The startups hope they can cash in by helping businesses reach millions of potential customers in their own languages—and some have already been snapped up by the likes of retail giant Flipkart and telecom behemoth Reliance. The sheer number of Indian language speakers made investing in them an attractive business proposition the moment that smartphone penetration shot up, which offers a glimmer of hope for other widely-spoken languages like Javanese and Igbo. For smaller language communities, the startup approach might be a tougher sell.

🌍  African data scientists are collaborating across the continent. The Masakhane project is a group of 144 researchers from 19 countries working to advance NLP for African languages. The researchers face similar challenges: meager funding, few opportunities to meet and learn from far-flung peers, and trouble finding training text locked away behind copyright claims, obscure file formats, or the doors of private libraries. So they’ve created a group to pool resources, share knowledge, and help each other move their projects forward.

Many Masakhane initiatives are volunteer efforts, fueled by passionate researchers willing to dedicate countless hours to collecting songs, stories, and prayers, or convincing local news outlets to turn over their archives. They’ve built language databases from scratch and created preliminary translation models for dozens of languages. But progress is painstaking. Contributors working nights and weekends can gather training text hundreds or thousands of words at a time; the state-of-the-art language models, by comparison, draw on hundreds of billions of words.

💰 Google is NLP’s corporate Goliath. The company’s Translate tool now supports 108 languages, although performance varies widely between high-resource languages like Spanish and German and low-resource languages like Yoruba and Malagasy. Still, the tool has enabled billions of internet users to access online content posted in scores of languages they don’t speak—a massive contribution to the internet’s promise of creating a more open and connected world.

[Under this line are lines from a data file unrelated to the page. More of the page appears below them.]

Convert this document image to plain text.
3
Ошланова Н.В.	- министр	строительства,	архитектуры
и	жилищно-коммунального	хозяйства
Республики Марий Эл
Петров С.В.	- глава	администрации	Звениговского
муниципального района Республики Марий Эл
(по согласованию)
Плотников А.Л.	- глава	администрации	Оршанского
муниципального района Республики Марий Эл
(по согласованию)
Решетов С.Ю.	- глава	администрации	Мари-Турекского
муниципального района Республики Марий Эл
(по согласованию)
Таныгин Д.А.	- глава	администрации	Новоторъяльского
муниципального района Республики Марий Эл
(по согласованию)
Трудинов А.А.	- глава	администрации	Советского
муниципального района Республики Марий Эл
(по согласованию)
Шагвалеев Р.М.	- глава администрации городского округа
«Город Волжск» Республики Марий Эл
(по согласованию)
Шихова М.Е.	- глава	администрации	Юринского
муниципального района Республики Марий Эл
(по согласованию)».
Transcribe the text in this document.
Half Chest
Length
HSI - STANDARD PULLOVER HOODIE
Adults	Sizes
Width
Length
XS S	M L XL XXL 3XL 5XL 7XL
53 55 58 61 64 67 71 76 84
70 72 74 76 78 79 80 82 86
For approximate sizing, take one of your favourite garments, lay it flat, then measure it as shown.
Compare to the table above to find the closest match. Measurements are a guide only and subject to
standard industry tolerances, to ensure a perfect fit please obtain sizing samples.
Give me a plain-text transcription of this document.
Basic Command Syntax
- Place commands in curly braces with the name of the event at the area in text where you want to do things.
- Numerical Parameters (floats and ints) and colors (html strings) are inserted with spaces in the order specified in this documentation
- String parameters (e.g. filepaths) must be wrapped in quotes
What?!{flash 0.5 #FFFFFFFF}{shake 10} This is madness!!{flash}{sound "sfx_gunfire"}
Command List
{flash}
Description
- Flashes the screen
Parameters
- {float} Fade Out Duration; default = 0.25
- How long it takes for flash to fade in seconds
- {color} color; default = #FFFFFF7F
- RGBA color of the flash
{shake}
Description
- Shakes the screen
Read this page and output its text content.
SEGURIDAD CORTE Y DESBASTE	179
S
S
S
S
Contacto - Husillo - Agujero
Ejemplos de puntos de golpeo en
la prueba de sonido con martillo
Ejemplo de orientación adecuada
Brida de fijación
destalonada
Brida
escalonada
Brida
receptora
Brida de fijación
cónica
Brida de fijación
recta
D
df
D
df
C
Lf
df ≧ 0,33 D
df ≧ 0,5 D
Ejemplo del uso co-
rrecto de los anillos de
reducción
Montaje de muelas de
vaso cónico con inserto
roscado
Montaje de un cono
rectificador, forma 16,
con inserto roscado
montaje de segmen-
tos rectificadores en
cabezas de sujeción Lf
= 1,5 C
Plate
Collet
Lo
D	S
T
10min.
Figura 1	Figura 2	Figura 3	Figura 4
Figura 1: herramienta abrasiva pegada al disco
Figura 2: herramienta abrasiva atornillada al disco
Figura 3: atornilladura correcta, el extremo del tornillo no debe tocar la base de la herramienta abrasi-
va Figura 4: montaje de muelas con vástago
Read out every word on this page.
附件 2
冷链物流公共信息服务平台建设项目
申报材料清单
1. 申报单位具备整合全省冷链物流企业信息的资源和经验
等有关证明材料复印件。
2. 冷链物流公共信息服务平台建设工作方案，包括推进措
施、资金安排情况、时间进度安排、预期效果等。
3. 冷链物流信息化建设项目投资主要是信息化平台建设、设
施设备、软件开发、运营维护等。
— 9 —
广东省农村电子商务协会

Google funnels some of its vast wealth toward developing techniques to improve translation for low-resource languages. These include tricks like using a translator to make up training text when the available data are thin, or building multilingual models that can transfer basic grammatical knowledge between several related languages. While these methods have the benefit of improving NLP performance for many languages at once, they have limits. So far, none of these hacks has allowed low-resource language models to approach the performance of their high-resource peers.

💪 The Basque government funds NLP as a point of national pride. At the University of the Basque Country, roughly 60 computer scientists and linguists known as the Ixa group are on a nationalist mission to develop NLP for the Basque language, with funding from the region’s semi-autonomous government. Beginning in the 1990s, Ixa created a spellchecker, a digital dictionary, and later a Basque translator, all with the goal of standardizing the language and promoting its use.

The research is motivated by the Basque community’s fierce commitment to preserving its language, which faced extinction during decades of cultural repression under Spanish dictator Francisco Franco. As a result, a community of just 750,000 speakers has developed a remarkably robust set of NLP tools. “Our goal is to be able to use Basque in everyday life, without facing any problems because other people don’t understand our language,” said Ixa co-founder Kepa Sarasola.

For companies and individuals alike, expanding NLP means expanding access—to new markets, to more products and services, and to the internet’s founding promise that connecting people across the globe will make the world a better place. “It becomes particularly important when you think about the internet as a primary way of spreading information,” said Masakhane researcher Jade Abbott. “We need to support these languages because we’re now excluding a large portion of the population from not only understanding the conversation that’s happening online but also contributing to it.”